İtalyan Marksist düşünür Franco “Bifo” Berardi’nin İkinci Geliş (The Second Coming) adlı eserinin, Ketebe Yayınları tarafından yayımlanan Türkçe baskısında bazı ifadelerin değiştirildiği iddiası tartışma yarattı.
Eserin çevirmeni Ali Karatay, yayınevine “eksiksiz metin” teslim ettiğini belirterek baskıda “İslamofaşist diktatör” ifadesinin yer almadığını söyledi.
Yayınevinin kitap hakkındaki tanıtım bölümünde “komünizm” ifadesinin yer almadığı görüldü.
Akademisyen Emre Tansu Keten’in sosyal medya paylaşımıyla gündeme gelen sansür iddialarının ardından yazar Berardi, “Ne olup bittiğini anlamam gerekiyor. Görüşümü paylaşacağım” dedi.
Editörün notu:
Kitabın Türkçeye çeviren Ali Karatay’ın uyarısı sonrasında çeviride “komünizm” ifadesine sansür uygulandığı yönündeki bilginin doğru olmadığını okurlarımızla paylaşıyoruz.
Yayınevi Ali Karatay’ın “İslamofaşist diktatör” ifadesini sansürlenmiş ancak komünizm ifadesine dair bir sansür uygulanmamıştır.
Çevirmen ve öğretim görevlisi Sabri Gürses, çeviri süreçlerinde sansürün sıkça yaşandığını belirterek şunları söyledi:
“Kimse kimsenin sözünü birebir aktaramaz. Çevirmenin başarısı o özdeşlik idealini nasıl gerçekleştirdiğiyle, sansüre ne kadar engel olduğuyla ölçülür. Çeviride bunu sözleşmeye bağlıyoruz; yayınevi yabancı yayıncıya yazar ne yazdıysa aynısını Türkçeye, bir çevirmen aracılığıyla aktarmaya söz veriyor, sonra bu iş için çevirmenle sözleşme yapıyor, çevirmenin birincil sorumluluğu basılı olan şeyi birebir Türkçeye aktarmak. Bu aktarımı yaparken kendi yorumunu katar, farklı stratejiler kullanır, eksiltme ekleme yaparsa bunları yayınevine bildirmesi gerekiyor" dedi.
Ketebe'nin Berardi kitabındaki olayı değerlendiren Gürses, "Anlaşılan çevirmen işini, bire bir aktarmayı yapmış ama editör hukuki sorun çıkarabilecek bir cümle parçasını silmiş, sansürlemiş, bunu yaparken yayınevine de haber vermemiş. Konu Berardi’yle yayınevi arasında; Berardi sözleşmenin ihlal edildiğini, ifade özgürlüğünün çiğnendiğini söyleyecek herhalde" diye konuştu.

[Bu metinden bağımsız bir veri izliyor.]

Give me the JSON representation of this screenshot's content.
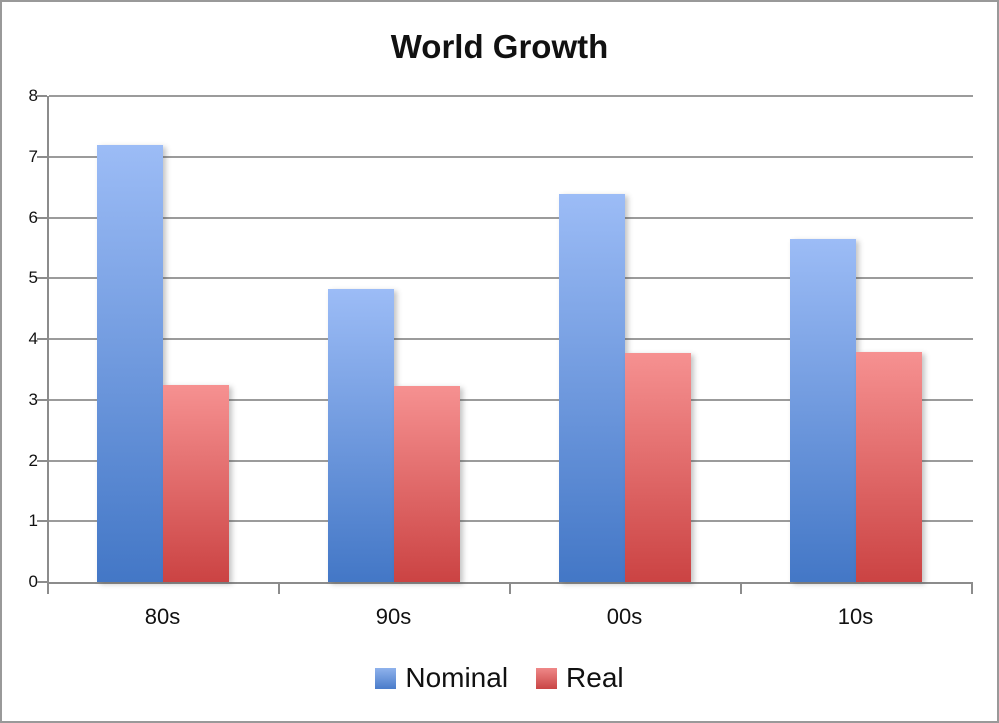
{
  "window": {
    "background_color": "#ffffff",
    "border_color": "#999999"
  },
  "chart_data": {
    "type": "bar",
    "title": "World Growth",
    "categories": [
      "80s",
      "90s",
      "00s",
      "10s"
    ],
    "series": [
      {
        "name": "Nominal",
        "values": [
          7.2,
          4.83,
          6.38,
          5.65
        ],
        "color_top": "#9cbcf6",
        "color_bottom": "#4377c6",
        "legend_color": "#5b8bd2"
      },
      {
        "name": "Real",
        "values": [
          3.25,
          3.23,
          3.77,
          3.78
        ],
        "color_top": "#f69191",
        "color_bottom": "#cb4343",
        "legend_color": "#ce4a4a"
      }
    ],
    "xlabel": "",
    "ylabel": "",
    "ylim": [
      0,
      8
    ],
    "yticks": [
      0,
      1,
      2,
      3,
      4,
      5,
      6,
      7,
      8
    ],
    "grid": "horizontal",
    "gridline_color": "#9b9b9b",
    "axis_color": "#8c8c8c",
    "legend_position": "bottom"
  }
}
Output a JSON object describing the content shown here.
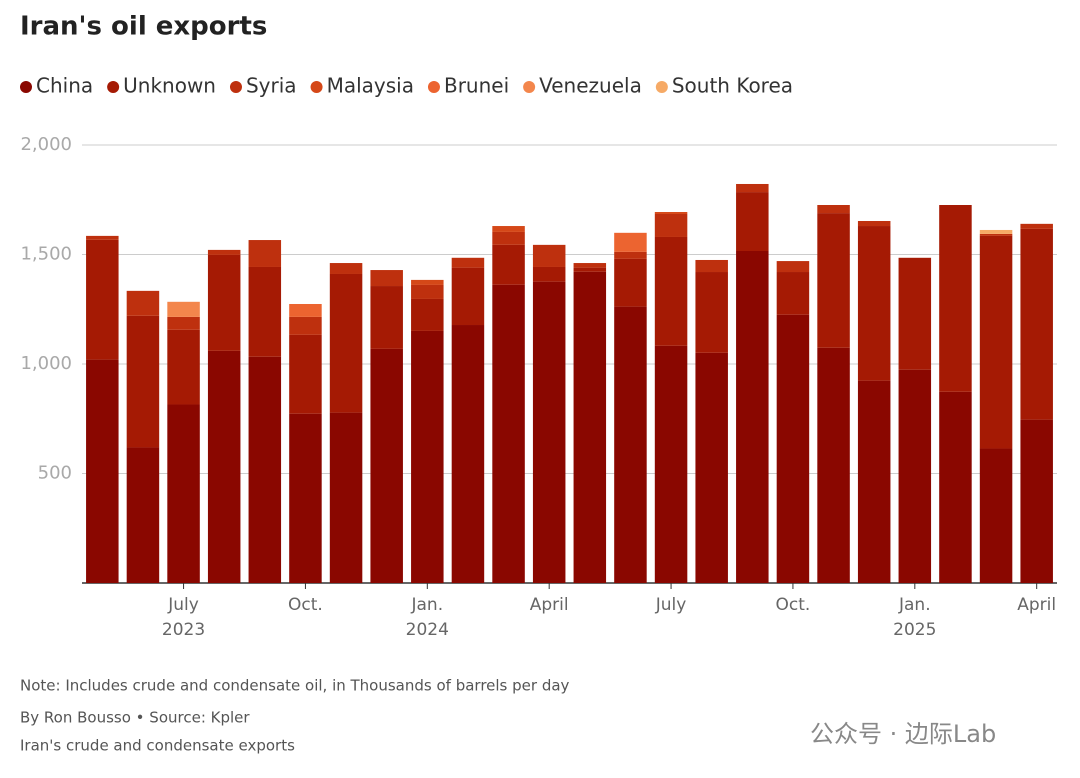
{
  "chart_data": {
    "type": "stacked_bar",
    "title": "Iran's oil exports",
    "categories": [
      null,
      null,
      "July",
      null,
      null,
      "Oct.",
      null,
      null,
      "Jan.",
      null,
      null,
      "April",
      null,
      null,
      "July",
      null,
      null,
      "Oct.",
      null,
      null,
      "Jan.",
      null,
      null,
      "April"
    ],
    "year_labels": [
      null,
      null,
      "2023",
      null,
      null,
      null,
      null,
      null,
      "2024",
      null,
      null,
      null,
      null,
      null,
      null,
      null,
      null,
      null,
      null,
      null,
      "2025",
      null,
      null,
      null
    ],
    "series": [
      {
        "name": "China",
        "color": "#8a0700",
        "values": [
          1020,
          619,
          815,
          1060,
          1033,
          773,
          778,
          1069,
          1151,
          1178,
          1362,
          1376,
          1421,
          1262,
          1083,
          1051,
          1516,
          1225,
          1074,
          924,
          974,
          873,
          614,
          746
        ]
      },
      {
        "name": "Unknown",
        "color": "#a51a04",
        "values": [
          547,
          601,
          341,
          438,
          410,
          360,
          633,
          287,
          146,
          262,
          182,
          67,
          19,
          218,
          497,
          369,
          269,
          195,
          615,
          706,
          511,
          853,
          971,
          871
        ]
      },
      {
        "name": "Syria",
        "color": "#be300e",
        "values": [
          18,
          114,
          59,
          23,
          123,
          82,
          50,
          73,
          64,
          45,
          59,
          101,
          21,
          32,
          105,
          55,
          37,
          50,
          37,
          23,
          0,
          0,
          9,
          23
        ]
      },
      {
        "name": "Malaysia",
        "color": "#d54818",
        "values": [
          0,
          0,
          0,
          0,
          0,
          0,
          0,
          0,
          23,
          0,
          27,
          0,
          0,
          0,
          9,
          0,
          0,
          0,
          0,
          0,
          0,
          0,
          0,
          0
        ]
      },
      {
        "name": "Brunei",
        "color": "#ec6430",
        "values": [
          0,
          0,
          0,
          0,
          0,
          59,
          0,
          0,
          0,
          0,
          0,
          0,
          0,
          87,
          0,
          0,
          0,
          0,
          0,
          0,
          0,
          0,
          0,
          0
        ]
      },
      {
        "name": "Venezuela",
        "color": "#f3864c",
        "values": [
          0,
          0,
          69,
          0,
          0,
          0,
          0,
          0,
          0,
          0,
          0,
          0,
          0,
          0,
          0,
          0,
          0,
          0,
          0,
          0,
          0,
          0,
          0,
          0
        ]
      },
      {
        "name": "South Korea",
        "color": "#f6aa66",
        "values": [
          0,
          0,
          0,
          0,
          0,
          0,
          0,
          0,
          0,
          0,
          0,
          0,
          0,
          0,
          0,
          0,
          0,
          0,
          0,
          0,
          0,
          0,
          18,
          0
        ]
      }
    ],
    "ylim": [
      0,
      2000
    ],
    "yticks": [
      {
        "value": 500,
        "label": "500"
      },
      {
        "value": 1000,
        "label": "1,000"
      },
      {
        "value": 1500,
        "label": "1,500"
      },
      {
        "value": 2000,
        "label": "2,000"
      }
    ],
    "grid": true,
    "note": "Note: Includes crude and condensate oil, in Thousands of barrels per day",
    "byline": "By Ron Bousso • Source: Kpler",
    "caption": "Iran's crude and condensate exports",
    "watermark": "公众号 · 边际Lab"
  }
}
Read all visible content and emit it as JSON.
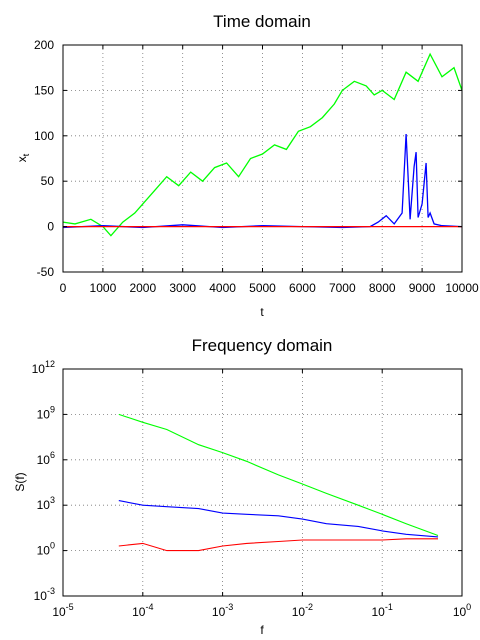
{
  "colors": {
    "green": "#00ff00",
    "blue": "#0000ff",
    "red": "#ff0000",
    "background": "#ffffff",
    "grid": "#777777"
  },
  "chart_data": [
    {
      "type": "line",
      "title": "Time domain",
      "xlabel": "t",
      "ylabel": "x",
      "ylabel_sub": "t",
      "xlim": [
        0,
        10000
      ],
      "ylim": [
        -50,
        200
      ],
      "x_ticks": [
        0,
        1000,
        2000,
        3000,
        4000,
        5000,
        6000,
        7000,
        8000,
        9000,
        10000
      ],
      "y_ticks": [
        -50,
        0,
        50,
        100,
        150,
        200
      ],
      "x_tick_labels": [
        "0",
        "1000",
        "2000",
        "3000",
        "4000",
        "5000",
        "6000",
        "7000",
        "8000",
        "9000",
        "10000"
      ],
      "y_tick_labels": [
        "-50",
        "0",
        "50",
        "100",
        "150",
        "200"
      ],
      "grid": true,
      "series": [
        {
          "color": "#00ff00",
          "x": [
            0,
            300,
            700,
            1000,
            1200,
            1500,
            1800,
            2000,
            2300,
            2600,
            2900,
            3200,
            3500,
            3800,
            4100,
            4400,
            4700,
            5000,
            5300,
            5600,
            5900,
            6200,
            6500,
            6800,
            7000,
            7300,
            7600,
            7800,
            8000,
            8300,
            8600,
            8900,
            9200,
            9500,
            9800,
            10000
          ],
          "y": [
            5,
            3,
            8,
            0,
            -10,
            5,
            15,
            25,
            40,
            55,
            45,
            60,
            50,
            65,
            70,
            55,
            75,
            80,
            90,
            85,
            105,
            110,
            120,
            135,
            150,
            160,
            155,
            145,
            150,
            140,
            170,
            160,
            190,
            165,
            175,
            150
          ]
        },
        {
          "color": "#0000ff",
          "x": [
            0,
            1000,
            2000,
            3000,
            4000,
            5000,
            6000,
            7000,
            7700,
            7900,
            8100,
            8300,
            8500,
            8600,
            8700,
            8800,
            8850,
            8900,
            9000,
            9100,
            9150,
            9200,
            9300,
            9500,
            10000
          ],
          "y": [
            -1,
            1,
            -1,
            2,
            -1,
            1,
            0,
            -1,
            0,
            5,
            12,
            3,
            15,
            102,
            8,
            66,
            82,
            10,
            25,
            70,
            10,
            15,
            3,
            1,
            0
          ]
        },
        {
          "color": "#ff0000",
          "x": [
            0,
            1000,
            2000,
            3000,
            4000,
            5000,
            6000,
            7000,
            8000,
            9000,
            10000
          ],
          "y": [
            0,
            0,
            0,
            0,
            0,
            0,
            0,
            0,
            0,
            0,
            0
          ]
        }
      ]
    },
    {
      "type": "line",
      "title": "Frequency domain",
      "xlabel": "f",
      "ylabel": "S(f)",
      "x_scale": "log",
      "y_scale": "log",
      "xlim": [
        1e-05,
        1
      ],
      "ylim": [
        0.001,
        1000000000000.0
      ],
      "x_tick_labels": [
        "10-5",
        "10-4",
        "10-3",
        "10-2",
        "10-1",
        "100"
      ],
      "y_tick_labels": [
        "10-3",
        "100",
        "103",
        "106",
        "109",
        "1012"
      ],
      "grid": true,
      "series": [
        {
          "color": "#00ff00",
          "x": [
            5e-05,
            0.0001,
            0.0002,
            0.0005,
            0.001,
            0.002,
            0.005,
            0.01,
            0.02,
            0.05,
            0.1,
            0.2,
            0.5
          ],
          "y": [
            1000000000.0,
            300000000.0,
            100000000.0,
            10000000.0,
            3000000.0,
            800000.0,
            100000.0,
            25000.0,
            6000,
            1000,
            250,
            60,
            10
          ]
        },
        {
          "color": "#0000ff",
          "x": [
            5e-05,
            0.0001,
            0.0002,
            0.0005,
            0.001,
            0.002,
            0.005,
            0.01,
            0.02,
            0.05,
            0.1,
            0.2,
            0.5
          ],
          "y": [
            2000,
            1000,
            800,
            600,
            300,
            250,
            200,
            120,
            60,
            40,
            20,
            12,
            8
          ]
        },
        {
          "color": "#ff0000",
          "x": [
            5e-05,
            0.0001,
            0.0002,
            0.0005,
            0.001,
            0.002,
            0.005,
            0.01,
            0.02,
            0.05,
            0.1,
            0.2,
            0.5
          ],
          "y": [
            2,
            3,
            1,
            1,
            2,
            3,
            4,
            5,
            5,
            5,
            5,
            6,
            6
          ]
        }
      ]
    }
  ]
}
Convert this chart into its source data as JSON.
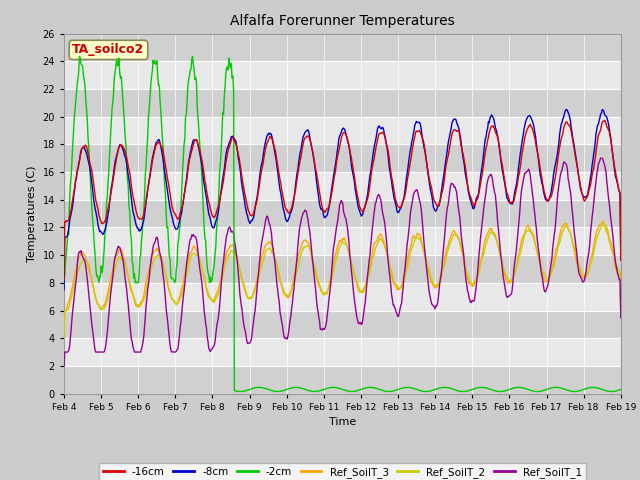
{
  "title": "Alfalfa Forerunner Temperatures",
  "xlabel": "Time",
  "ylabel": "Temperatures (C)",
  "annotation": "TA_soilco2",
  "annotation_color": "#cc0000",
  "annotation_bg": "#ffffcc",
  "ylim": [
    0,
    26
  ],
  "yticks": [
    0,
    2,
    4,
    6,
    8,
    10,
    12,
    14,
    16,
    18,
    20,
    22,
    24,
    26
  ],
  "xtick_labels": [
    "Feb 4",
    "Feb 5",
    "Feb 6",
    "Feb 7",
    "Feb 8",
    "Feb 9",
    "Feb 10",
    "Feb 11",
    "Feb 12",
    "Feb 13",
    "Feb 14",
    "Feb 15",
    "Feb 16",
    "Feb 17",
    "Feb 18",
    "Feb 19"
  ],
  "colors": {
    "red16": "#dd0000",
    "blue8": "#0000cc",
    "green2": "#00cc00",
    "orange3": "#ffa500",
    "yellow2": "#cccc00",
    "purple1": "#990099"
  },
  "legend_labels": [
    "-16cm",
    "-8cm",
    "-2cm",
    "Ref_SoilT_3",
    "Ref_SoilT_2",
    "Ref_SoilT_1"
  ],
  "legend_colors": [
    "#dd0000",
    "#0000cc",
    "#00cc00",
    "#ffa500",
    "#cccc00",
    "#990099"
  ],
  "fig_bg": "#cccccc",
  "plot_bg": "#e8e8e8",
  "band_colors": [
    "#d8d8d8",
    "#e8e8e8"
  ]
}
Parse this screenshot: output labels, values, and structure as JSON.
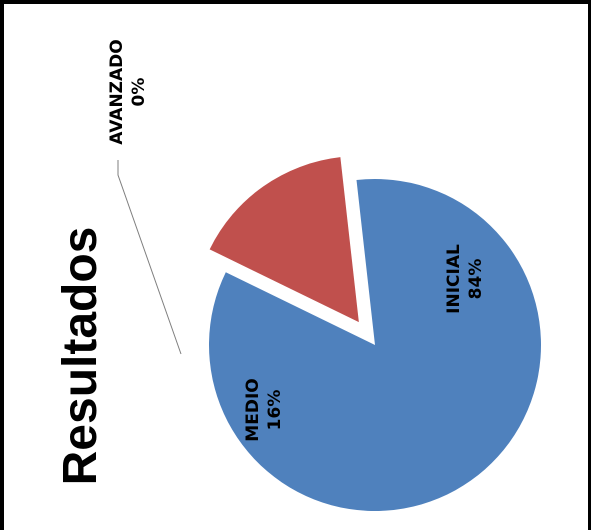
{
  "chart_data": {
    "type": "pie",
    "title": "Resultados",
    "categories": [
      "INICIAL",
      "MEDIO",
      "AVANZADO"
    ],
    "values": [
      84,
      16,
      0
    ],
    "data_labels": [
      {
        "name": "INICIAL",
        "percent": "84%"
      },
      {
        "name": "MEDIO",
        "percent": "16%"
      },
      {
        "name": "AVANZADO",
        "percent": "0%"
      }
    ],
    "colors": [
      "#4f81bd",
      "#c0504d",
      "#9bbb59"
    ],
    "exploded": true,
    "orientation": "rotated 90 degrees counter-clockwise"
  }
}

Eserle yayınevi uyumsuzluğuna da dikkat çeken Gürses şunları söyledi:
“İkinci Geliş, komünizmin ikinci gelişini anlatan bir metin. Ketebe’nin yayın çizgisine uygun değil. Bu yüzden tanıtım metninden ‘komünizm’ ifadesini çıkarmışlar. Kitabın ruhu bu sansürle zedelenmiş.”
Sansür ve otosansürün yayıncılıkta yeni olmadığını vurgulayan çevirmen Elif Okan Gezmiş de “Sansür ve otosansürün arka planındaki saikleri düşünmek gerekiyor. Buna yasal veya gayriresmi yaptırımlarla karşılaşma veya belli bir grubun saldırısına uğrama korkusuyla mı başvuruldu yoksa yazarın sansürlenen görüşü beğenilmediği, yayınevinin politik pozisyonuna uymadığı için mi? Her koşulda, bu tür uygulamaların ifade özgürlüğünün önünde engel teşkil ediyor” dedi.
Çevirmenler açısından başka sorunların da varlığına işaret eden Gezmiş şöyle konuştu: “Çevirmen metni bire bir, doğru biçimde çevirmekle yükümlü. Dolayısıyla bir cümleyi, paragrafı şu veya bu gerekçeyle silmesi, yok sayması veya keyfi biçimde değiştirmesi mümkün değil. Şayet yayınevi çevirmenin izni olmadan bu tür değişiklikler yaparsa, çevirmenin eser sahibi olarak FSEK kapsamındaki manevi haklarını ihlal etmiş olur. Çeviri metnin sahibi çevirmendir, onun izni olmadan üstünde bu tür değişiklikler yapılamaz. Sorun bununla da bitmiyor zira çevirmenler çevirdikleri metinlerde yazarın kaleminden çıkan sözlerden dolayı yargılanıyor."